Can we pre-render and store some selected tiles, and then render any others on demand? It turns out that we can. The challenge is to figure out what to pre-render for maximum speed advantage, given the constraints of time and storage.
What are the map areas of ‘interest’ or ‘relevance’, and how do we codify this more precisely?
Initially we had a hypothesis that for the map sparsely populated areas would be less frequently visited than densely populated areas. One method would be to pre-render areas above a certain population density threshold.
I then realised that there was another solution much more ready to go, and even better. We could refer to aggregated browser requests for tiles to see which parts of our map were visited most. This allows us to look at the historical popularity of areas right down to individual tile level. This was data we already had, lying in the server logs.
Here’s a heat map produced by Ben Proctor.
The popular areas do seem to correspond to population density. There may also be a relationship with the number and/or percentage of Welsh speakers in different areas, which is available from Census data.
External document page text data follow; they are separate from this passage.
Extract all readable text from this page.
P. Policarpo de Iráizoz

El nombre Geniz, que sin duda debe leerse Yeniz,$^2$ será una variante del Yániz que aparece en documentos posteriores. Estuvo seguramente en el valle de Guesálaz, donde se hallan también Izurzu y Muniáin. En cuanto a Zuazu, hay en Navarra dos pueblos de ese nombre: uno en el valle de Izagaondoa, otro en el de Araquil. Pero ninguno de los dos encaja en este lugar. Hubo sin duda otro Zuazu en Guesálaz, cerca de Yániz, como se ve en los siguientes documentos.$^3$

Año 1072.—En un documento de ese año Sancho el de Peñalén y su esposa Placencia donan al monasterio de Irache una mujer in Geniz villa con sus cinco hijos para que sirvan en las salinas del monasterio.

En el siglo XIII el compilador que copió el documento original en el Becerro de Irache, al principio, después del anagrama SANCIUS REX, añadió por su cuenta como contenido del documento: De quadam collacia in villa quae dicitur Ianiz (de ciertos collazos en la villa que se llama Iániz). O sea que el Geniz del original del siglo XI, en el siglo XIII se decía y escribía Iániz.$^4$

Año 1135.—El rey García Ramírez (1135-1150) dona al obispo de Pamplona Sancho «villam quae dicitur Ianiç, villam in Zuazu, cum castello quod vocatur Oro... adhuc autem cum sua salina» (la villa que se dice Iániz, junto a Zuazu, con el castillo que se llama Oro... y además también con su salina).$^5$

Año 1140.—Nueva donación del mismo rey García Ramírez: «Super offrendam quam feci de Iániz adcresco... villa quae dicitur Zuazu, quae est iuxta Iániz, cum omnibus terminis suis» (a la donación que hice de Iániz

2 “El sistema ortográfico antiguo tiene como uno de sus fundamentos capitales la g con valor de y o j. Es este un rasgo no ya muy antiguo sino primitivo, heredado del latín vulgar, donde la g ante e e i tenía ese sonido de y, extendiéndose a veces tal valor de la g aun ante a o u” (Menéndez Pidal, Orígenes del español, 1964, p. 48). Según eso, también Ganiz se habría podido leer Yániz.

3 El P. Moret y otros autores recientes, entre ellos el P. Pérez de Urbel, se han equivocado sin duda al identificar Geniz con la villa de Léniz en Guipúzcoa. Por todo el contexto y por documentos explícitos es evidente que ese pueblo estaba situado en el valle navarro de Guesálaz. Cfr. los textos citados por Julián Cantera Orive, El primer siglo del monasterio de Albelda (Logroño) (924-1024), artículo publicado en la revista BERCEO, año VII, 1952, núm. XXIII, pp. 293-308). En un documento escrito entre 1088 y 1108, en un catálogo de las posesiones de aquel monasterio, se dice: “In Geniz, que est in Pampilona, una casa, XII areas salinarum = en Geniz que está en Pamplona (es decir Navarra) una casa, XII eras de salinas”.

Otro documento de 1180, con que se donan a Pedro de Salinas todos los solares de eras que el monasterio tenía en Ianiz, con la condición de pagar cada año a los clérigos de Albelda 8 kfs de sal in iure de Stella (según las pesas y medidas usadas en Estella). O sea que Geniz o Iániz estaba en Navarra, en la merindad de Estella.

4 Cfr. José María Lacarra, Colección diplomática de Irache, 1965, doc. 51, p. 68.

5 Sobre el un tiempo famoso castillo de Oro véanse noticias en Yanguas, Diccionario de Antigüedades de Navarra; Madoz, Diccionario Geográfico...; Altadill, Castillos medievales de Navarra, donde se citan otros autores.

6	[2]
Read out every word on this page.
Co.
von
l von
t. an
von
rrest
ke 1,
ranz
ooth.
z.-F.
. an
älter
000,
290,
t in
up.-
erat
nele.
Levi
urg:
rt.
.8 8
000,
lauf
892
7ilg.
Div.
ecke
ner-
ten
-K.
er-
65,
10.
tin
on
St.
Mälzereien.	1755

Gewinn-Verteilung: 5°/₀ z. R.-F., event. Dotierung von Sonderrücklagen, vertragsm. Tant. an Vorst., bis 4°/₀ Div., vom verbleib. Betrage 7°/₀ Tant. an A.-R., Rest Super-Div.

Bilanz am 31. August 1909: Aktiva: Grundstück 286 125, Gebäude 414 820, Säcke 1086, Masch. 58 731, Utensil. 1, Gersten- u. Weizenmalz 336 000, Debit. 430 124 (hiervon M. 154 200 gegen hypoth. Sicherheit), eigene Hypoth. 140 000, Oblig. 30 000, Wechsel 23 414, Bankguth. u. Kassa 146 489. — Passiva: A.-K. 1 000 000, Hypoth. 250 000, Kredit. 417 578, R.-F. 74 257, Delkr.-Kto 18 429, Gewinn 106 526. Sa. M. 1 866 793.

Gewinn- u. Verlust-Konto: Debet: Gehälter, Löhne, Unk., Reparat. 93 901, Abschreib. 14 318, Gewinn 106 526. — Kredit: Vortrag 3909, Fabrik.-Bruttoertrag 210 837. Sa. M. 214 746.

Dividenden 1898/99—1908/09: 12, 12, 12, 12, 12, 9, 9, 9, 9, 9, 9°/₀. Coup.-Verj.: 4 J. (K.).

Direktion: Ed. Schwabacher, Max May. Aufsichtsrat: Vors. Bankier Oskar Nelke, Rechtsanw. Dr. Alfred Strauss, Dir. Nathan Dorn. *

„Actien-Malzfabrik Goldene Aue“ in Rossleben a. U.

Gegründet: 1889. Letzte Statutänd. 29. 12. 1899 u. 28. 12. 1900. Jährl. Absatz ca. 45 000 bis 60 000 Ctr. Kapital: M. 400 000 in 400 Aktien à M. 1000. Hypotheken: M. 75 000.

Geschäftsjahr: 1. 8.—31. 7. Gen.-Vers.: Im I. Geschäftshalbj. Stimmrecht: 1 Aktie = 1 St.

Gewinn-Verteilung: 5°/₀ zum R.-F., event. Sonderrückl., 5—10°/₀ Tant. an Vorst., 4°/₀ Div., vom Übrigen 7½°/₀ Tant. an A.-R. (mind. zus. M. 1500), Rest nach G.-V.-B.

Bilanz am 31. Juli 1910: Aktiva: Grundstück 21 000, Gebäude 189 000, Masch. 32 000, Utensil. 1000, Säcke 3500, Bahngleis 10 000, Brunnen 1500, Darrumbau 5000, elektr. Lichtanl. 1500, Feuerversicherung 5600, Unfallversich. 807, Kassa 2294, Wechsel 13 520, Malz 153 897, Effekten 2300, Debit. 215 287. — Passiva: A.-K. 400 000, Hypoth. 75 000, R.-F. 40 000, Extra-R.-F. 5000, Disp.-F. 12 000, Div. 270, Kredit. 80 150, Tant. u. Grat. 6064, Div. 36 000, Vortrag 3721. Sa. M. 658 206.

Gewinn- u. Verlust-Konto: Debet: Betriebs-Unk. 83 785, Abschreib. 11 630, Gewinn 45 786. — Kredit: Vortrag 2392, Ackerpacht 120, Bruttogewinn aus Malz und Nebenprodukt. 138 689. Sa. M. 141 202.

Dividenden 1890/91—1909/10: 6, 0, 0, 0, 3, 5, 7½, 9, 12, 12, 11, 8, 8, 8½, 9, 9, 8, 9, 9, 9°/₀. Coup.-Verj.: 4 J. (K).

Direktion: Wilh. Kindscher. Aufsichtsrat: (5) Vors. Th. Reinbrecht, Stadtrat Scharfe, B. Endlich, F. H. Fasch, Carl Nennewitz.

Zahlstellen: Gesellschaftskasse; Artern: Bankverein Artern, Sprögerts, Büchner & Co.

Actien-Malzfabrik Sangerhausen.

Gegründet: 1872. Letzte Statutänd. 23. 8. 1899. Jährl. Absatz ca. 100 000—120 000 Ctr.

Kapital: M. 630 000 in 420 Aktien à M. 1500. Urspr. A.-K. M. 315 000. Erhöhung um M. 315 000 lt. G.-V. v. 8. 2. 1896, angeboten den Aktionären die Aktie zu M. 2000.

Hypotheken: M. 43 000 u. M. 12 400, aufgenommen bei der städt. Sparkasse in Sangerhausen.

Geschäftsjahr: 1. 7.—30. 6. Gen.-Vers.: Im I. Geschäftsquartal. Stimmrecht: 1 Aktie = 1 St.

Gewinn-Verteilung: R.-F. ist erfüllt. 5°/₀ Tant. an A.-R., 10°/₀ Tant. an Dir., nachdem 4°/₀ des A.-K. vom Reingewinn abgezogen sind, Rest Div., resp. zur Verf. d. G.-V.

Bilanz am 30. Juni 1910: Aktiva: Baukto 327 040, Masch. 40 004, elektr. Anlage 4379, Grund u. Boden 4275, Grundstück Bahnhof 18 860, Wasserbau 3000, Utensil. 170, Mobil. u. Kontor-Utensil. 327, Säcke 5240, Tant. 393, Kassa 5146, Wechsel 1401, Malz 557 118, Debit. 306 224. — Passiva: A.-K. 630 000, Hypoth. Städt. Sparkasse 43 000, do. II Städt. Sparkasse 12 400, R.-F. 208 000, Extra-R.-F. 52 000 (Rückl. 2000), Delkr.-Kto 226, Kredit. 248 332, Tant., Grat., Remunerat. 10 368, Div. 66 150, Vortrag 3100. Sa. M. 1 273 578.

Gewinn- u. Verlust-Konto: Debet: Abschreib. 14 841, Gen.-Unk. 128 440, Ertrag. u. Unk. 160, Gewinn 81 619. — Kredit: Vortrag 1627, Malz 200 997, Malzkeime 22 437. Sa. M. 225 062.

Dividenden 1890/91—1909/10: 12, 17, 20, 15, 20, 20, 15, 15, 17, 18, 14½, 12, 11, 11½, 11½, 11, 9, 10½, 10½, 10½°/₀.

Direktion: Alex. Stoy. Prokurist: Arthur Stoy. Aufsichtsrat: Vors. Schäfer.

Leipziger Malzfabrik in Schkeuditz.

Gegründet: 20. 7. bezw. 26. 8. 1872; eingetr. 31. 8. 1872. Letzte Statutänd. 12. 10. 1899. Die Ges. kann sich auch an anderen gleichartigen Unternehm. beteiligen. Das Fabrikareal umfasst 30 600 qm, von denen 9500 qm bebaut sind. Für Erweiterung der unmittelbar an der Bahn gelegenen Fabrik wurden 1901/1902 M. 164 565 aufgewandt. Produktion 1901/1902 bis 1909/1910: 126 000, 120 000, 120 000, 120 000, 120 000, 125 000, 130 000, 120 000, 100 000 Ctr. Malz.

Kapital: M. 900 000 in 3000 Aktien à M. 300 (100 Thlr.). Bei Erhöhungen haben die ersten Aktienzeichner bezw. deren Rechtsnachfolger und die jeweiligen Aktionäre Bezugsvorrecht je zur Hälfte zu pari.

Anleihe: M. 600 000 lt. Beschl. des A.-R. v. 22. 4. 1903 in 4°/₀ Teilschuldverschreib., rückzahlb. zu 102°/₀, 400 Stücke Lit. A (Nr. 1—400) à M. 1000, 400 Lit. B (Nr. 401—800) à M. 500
I’ve instructed the server to pre-render these tiles and store them. We have chosen these areas:
Zoom levels 3 to 16 are now entirely pre-rendered.
Zoom levels 17 and 18 are now partially pre-rendered.
Now the server automatically pre-renders these areas every night, immediately after importing the up-to-date data.
The difference was very noticeable when I loaded the site before and after the change. Beforehand I’d been a bit embarrassed about the huge blank areas and the apparent freeze-ups of the map, while the server wheezed along. I am not experiencing that anymore – at least for now!
On average, tiles are loading in 40% of the time when pre-rendered. That’s a dramatic improvement, although the degree of speed-up is highly dependent on how many users are accessing the server at once.
Even tiles that are not pre-rendered are loading faster because there is usually more capacity on the server.
Incidentally the smooth running of the server also depends on choosing the right settings and configuration. (We briefly considered nginx as an alternative to Apache but it appears not to have an equivalent of the mod_tile module.)